L'Explication Prémisse
Cet article fixe des durées minimales de préavis à respecter en cas de rupture du contrat de travail selon l'ancienneté dans l'entreprise : 1 mois pendant la première année de présence, 2 mois pendant la deuxième année et 3 mois à partir de la troisième année et au-delà.
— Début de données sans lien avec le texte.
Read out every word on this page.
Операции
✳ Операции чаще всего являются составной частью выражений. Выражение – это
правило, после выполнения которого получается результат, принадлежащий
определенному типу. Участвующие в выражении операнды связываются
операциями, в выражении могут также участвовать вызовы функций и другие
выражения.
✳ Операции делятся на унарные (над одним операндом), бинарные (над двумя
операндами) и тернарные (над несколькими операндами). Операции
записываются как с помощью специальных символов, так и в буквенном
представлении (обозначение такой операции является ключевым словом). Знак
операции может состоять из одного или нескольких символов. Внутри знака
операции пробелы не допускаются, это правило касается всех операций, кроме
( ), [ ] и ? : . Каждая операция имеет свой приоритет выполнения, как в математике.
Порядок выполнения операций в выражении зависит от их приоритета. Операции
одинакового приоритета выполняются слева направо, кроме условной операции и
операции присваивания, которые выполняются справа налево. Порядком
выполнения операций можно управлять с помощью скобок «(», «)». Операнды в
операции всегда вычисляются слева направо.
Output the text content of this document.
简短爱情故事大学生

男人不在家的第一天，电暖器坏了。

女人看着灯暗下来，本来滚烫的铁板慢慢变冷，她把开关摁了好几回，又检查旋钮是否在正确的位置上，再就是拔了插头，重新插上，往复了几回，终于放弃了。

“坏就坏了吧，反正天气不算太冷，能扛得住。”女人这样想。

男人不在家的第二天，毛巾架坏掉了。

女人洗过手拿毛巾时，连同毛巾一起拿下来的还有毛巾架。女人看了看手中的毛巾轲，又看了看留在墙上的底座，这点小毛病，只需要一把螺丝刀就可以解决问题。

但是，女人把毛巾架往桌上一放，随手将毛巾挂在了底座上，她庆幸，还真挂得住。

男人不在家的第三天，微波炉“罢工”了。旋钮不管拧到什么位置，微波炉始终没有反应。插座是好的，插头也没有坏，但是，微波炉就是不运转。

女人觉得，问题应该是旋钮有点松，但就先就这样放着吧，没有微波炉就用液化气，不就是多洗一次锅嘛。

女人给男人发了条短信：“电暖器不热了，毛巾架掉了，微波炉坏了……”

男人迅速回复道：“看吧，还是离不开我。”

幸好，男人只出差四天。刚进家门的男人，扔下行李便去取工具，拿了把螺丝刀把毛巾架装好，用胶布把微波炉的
En pratique, cela signifie que la personne qui met fin au contrat (salarié en cas de démission, employeur en cas de licenciement) doit respecter ou compenser ces délais, sauf dispositions particulières (faute grave, rupture d'un commun accord, ou texte plus favorable).
Marie est embauchée le 1er janvier 2024. Si elle démissionne en juillet 2024 (6 mois d'ancienneté), elle doit respecter un préavis d'un mois. Si son employeur la licencie en mars 2025 (14 mois d'ancienneté), le préavis minimal est de deux mois ; l'employeur peut la dispenser de travailler pendant ce préavis mais devra alors lui verser une indemnité compensatrice équivalente au salaire des deux mois. Si à la fin 2026 Marie a plus de deux ans d'ancienneté, tout licenciement devra prévoir un préavis d'au moins trois mois (ou une indemnité compensatrice si l'employeur la dispense de l'exécuter).
- Durées minimales : 1 mois (1re année), 2 mois (2e année), 3 mois (à partir de la 3e année).
- S’applique en cas de rupture du contrat (démission, licenciement) sauf exceptions prévues par la loi (ex. faute grave) ou accord entre parties pour une rupture conventionnelle.
- Le préavis peut être exécuté (salarié travaille pendant la période) ou remplacé par une indemnité compensatrice de préavis (versement du salaire correspondant si l’employeur dispense le salarié).
- Les conventions collectives ou le contrat de travail peuvent prévoir des préavis plus favorables, mais pas inférieurs aux minima légaux.
- Le point de départ et le calcul de l’ancienneté se font à partir de la date d’entrée effective dans l’entreprise ; il faut vérifier les règles particulières (congés, suspensions) qui peuvent impacter l’ancienneté.
- En cas de non-respect du préavis : l’employeur doit verser l’indemnité compensatrice correspondante ; un salarié qui ne respecte pas son préavis peut voir une retenue sur salaire ou être redevable d’une indemnité.